There were many proponents of libertinism in France (given the French sounding of the term and origin), perhaps the most influential of the libertines was Marquis de Sade (2 June 1740 – 2 December 1814), famous of being the origin of the word sadism which means acting violently for sexual gratification. Marquis de Sade had 4 notable works, the first being The 120 Days of Sodom which tells a story of 4 of the most powerful elite abducted 46 boys and girls and subject them to extreme sexual and physical abuses. It was not published in his life time. His second novel was milder than the first called Justine which described the sexual abuse of a virtuous young woman in pre-revolutionary France. His third book was probably his magnum opus, Philosophy of the Bedroom which discussed the libertine philosophy in great details, albeit mixing it with a sexually explicit story. Lastly, he wrote Juliette, a sequel and contrast to Justine, which tells the story of Justine’s sister in a criminal rampage.
While I obviously reject the libertine philosophy, it is nevertheless fascinating to see his criticism of the powerful elites, censorship and the danger of ignoring morality.
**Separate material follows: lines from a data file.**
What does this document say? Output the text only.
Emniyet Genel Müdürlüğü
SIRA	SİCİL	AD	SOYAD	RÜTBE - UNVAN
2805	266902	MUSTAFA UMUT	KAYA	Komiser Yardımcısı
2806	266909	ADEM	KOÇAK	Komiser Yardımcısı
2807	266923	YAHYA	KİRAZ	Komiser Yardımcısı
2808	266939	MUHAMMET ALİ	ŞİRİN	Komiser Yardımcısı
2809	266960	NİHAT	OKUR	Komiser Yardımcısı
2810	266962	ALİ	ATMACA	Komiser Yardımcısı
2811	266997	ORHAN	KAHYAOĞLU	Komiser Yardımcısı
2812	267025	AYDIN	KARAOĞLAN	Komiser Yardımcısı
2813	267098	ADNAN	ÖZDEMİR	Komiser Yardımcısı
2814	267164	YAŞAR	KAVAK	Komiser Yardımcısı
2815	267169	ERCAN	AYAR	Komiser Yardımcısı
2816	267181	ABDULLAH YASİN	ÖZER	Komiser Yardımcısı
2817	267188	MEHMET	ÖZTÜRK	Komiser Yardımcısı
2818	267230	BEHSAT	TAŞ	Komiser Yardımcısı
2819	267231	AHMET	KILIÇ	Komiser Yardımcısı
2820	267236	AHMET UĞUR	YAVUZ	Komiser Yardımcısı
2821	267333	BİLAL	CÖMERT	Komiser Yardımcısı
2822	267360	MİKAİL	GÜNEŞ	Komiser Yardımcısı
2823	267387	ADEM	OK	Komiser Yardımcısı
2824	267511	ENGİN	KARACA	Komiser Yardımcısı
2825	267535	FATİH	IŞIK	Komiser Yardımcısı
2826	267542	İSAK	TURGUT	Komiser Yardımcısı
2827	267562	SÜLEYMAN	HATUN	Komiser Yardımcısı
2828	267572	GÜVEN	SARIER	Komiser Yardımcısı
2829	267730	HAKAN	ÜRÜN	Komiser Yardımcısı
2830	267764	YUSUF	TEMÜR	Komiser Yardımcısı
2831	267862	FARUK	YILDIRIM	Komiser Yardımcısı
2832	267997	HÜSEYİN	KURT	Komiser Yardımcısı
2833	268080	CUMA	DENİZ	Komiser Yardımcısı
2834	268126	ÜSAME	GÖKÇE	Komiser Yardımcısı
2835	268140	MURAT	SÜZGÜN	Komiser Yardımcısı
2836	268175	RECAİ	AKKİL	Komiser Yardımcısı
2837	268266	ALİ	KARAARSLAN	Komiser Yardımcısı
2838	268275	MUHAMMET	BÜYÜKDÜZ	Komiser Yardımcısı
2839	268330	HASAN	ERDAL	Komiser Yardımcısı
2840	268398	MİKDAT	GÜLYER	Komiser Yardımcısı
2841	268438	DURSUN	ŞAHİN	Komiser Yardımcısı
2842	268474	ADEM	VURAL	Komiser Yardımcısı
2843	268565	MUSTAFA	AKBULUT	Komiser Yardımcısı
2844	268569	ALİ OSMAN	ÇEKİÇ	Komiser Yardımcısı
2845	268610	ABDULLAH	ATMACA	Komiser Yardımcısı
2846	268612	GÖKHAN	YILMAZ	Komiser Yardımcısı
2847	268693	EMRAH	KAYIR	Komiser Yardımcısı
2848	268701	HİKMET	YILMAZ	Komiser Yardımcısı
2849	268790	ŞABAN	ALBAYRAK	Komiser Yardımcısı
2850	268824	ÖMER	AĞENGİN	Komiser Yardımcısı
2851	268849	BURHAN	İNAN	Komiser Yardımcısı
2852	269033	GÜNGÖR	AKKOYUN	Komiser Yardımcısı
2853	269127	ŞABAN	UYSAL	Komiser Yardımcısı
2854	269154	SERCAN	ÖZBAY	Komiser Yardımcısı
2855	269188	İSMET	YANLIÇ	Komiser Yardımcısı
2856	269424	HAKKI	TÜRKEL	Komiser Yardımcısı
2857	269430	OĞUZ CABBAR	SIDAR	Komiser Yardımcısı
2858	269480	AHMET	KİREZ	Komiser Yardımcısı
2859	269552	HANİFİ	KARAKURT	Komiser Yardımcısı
The reason why I am bringing up libertinism is because I want to address the baseless woozle effect some people have heard about Ayn Rand’s fascination with serial killer William Hickman. Dr. Diana Hsieh has a good explanation on the misconception. But what Ayn Rand did say regarding William Hickman was that she used the Hickman’s character as a basis for an unfinished story about a man committing a murder against a corrupt priest, obviously Marion Parker was not a corrupt priest but his crime did inspire a story for her. We have to remember that this happened when Ayn Rand was only 22 (which is my age now), she was still exploring her very own philosophy. Even if she may have deemed the destruction of a collectivist would be moral based on the horror she has experienced in Soviet Russia, we know that she has changed her stance later on when she coined the term second-hander. Maybe she was influenced by libertinism or maybe not, but we know she rejected this notion of subjective whims in favour of objective values when her theory was better developed.
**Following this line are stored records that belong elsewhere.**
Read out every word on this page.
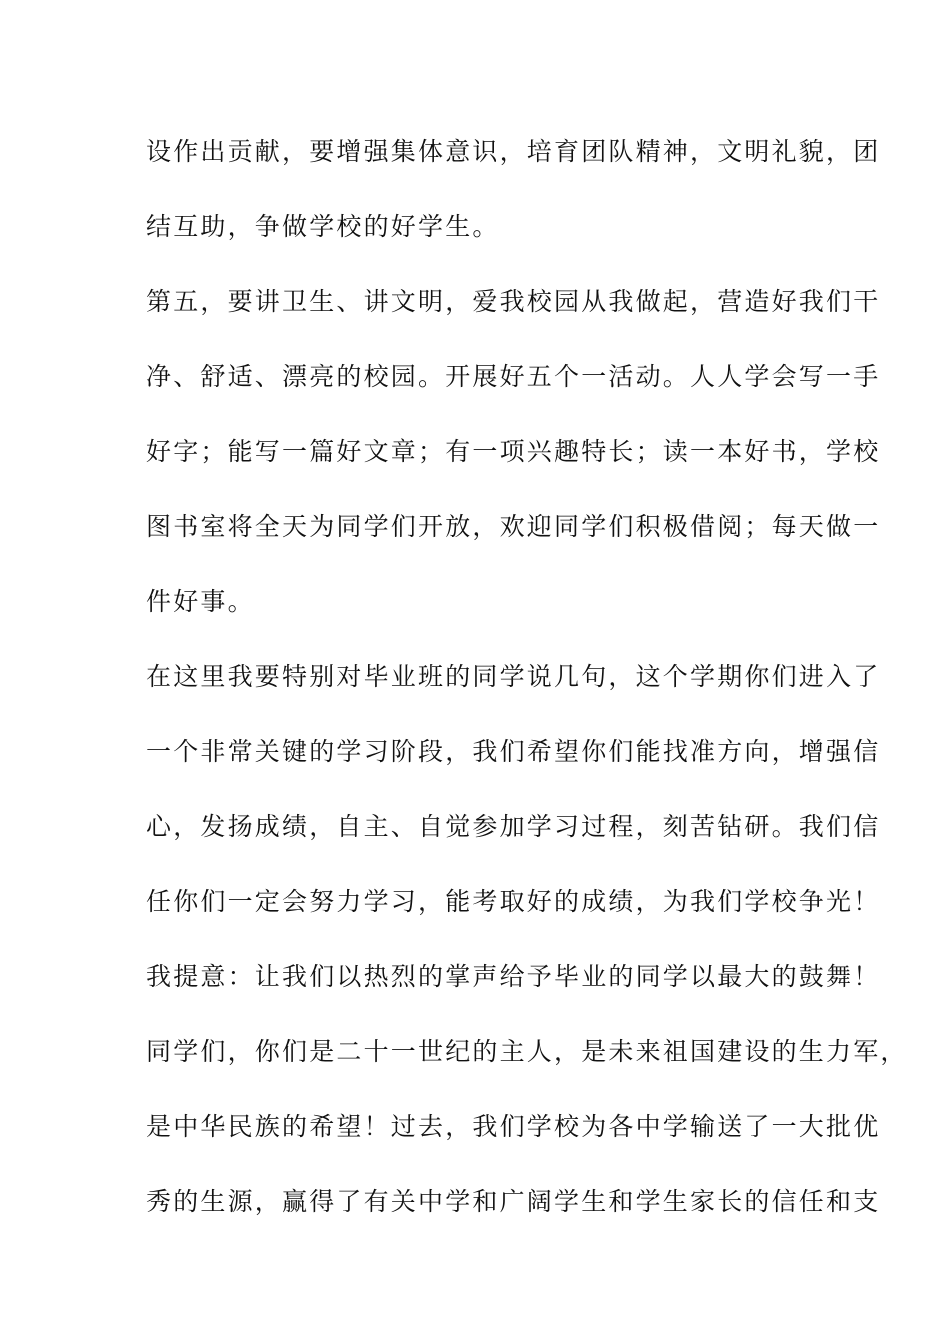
设作出贡献，要增强集体意识，培育团队精神，文明礼貌，团
结互助，争做学校的好学生。
第五，要讲卫生、讲文明，爱我校园从我做起，营造好我们干
净、舒适、漂亮的校园。开展好五个一活动。人人学会写一手
好字；能写一篇好文章；有一项兴趣特长；读一本好书，学校
图书室将全天为同学们开放，欢迎同学们积极借阅；每天做一
件好事。
在这里我要特别对毕业班的同学说几句，这个学期你们进入了
一个非常关键的学习阶段，我们希望你们能找准方向，增强信
心，发扬成绩，自主、自觉参加学习过程，刻苦钻研。我们信
任你们一定会努力学习，能考取好的成绩，为我们学校争光！
我提意：让我们以热烈的掌声给予毕业的同学以最大的鼓舞！
同学们，你们是二十一世纪的主人，是未来祖国建设的生力军，
是中华民族的希望！过去，我们学校为各中学输送了一大批优
秀的生源，赢得了有关中学和广阔学生和学生家长的信任和支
Libertinism has many influences in the arts, such as Italian filmmaker Pier Paolo Pasolini whose films have unrestrained sexuality and violence, he also directed the notorious film adaptation of The 120 Days of Sodom; Nagisa Oshima‘s In the Realm of the Senses; Antonin Artaud developed theatre of cruelty to shock the audience emotionally much like how de Sade shocked the readers with vivid imagery, this further influenced new French extremism. Last by not the least, Filmmaker, comedian, artist John Waters is heavily influenced by de Sade, though his films have a comical tone but contain extreme violence, gratuitous nudity, explicit sexuality and general degeneracy. Interestingly, John Waters’ libertine ideal channelled to positive outlets such as conflict of the normal and deviant groups of the society (Cry-baby, A Dirty Shame, Pecker, Hairspray, Cecil B. Demented), criticism of the uptight (Female Trouble, Polyester, Serial Mom) and the quest for better life (Multiple Maniacs, Desperate Living) and the futility of fame chasing (Pink Flamingos). Among other leftist philosophers, we can see Foucault‘s hebephilia and de beauvoir and Sartre‘s promiscuity being part of the influences of de Sade’s libertinism.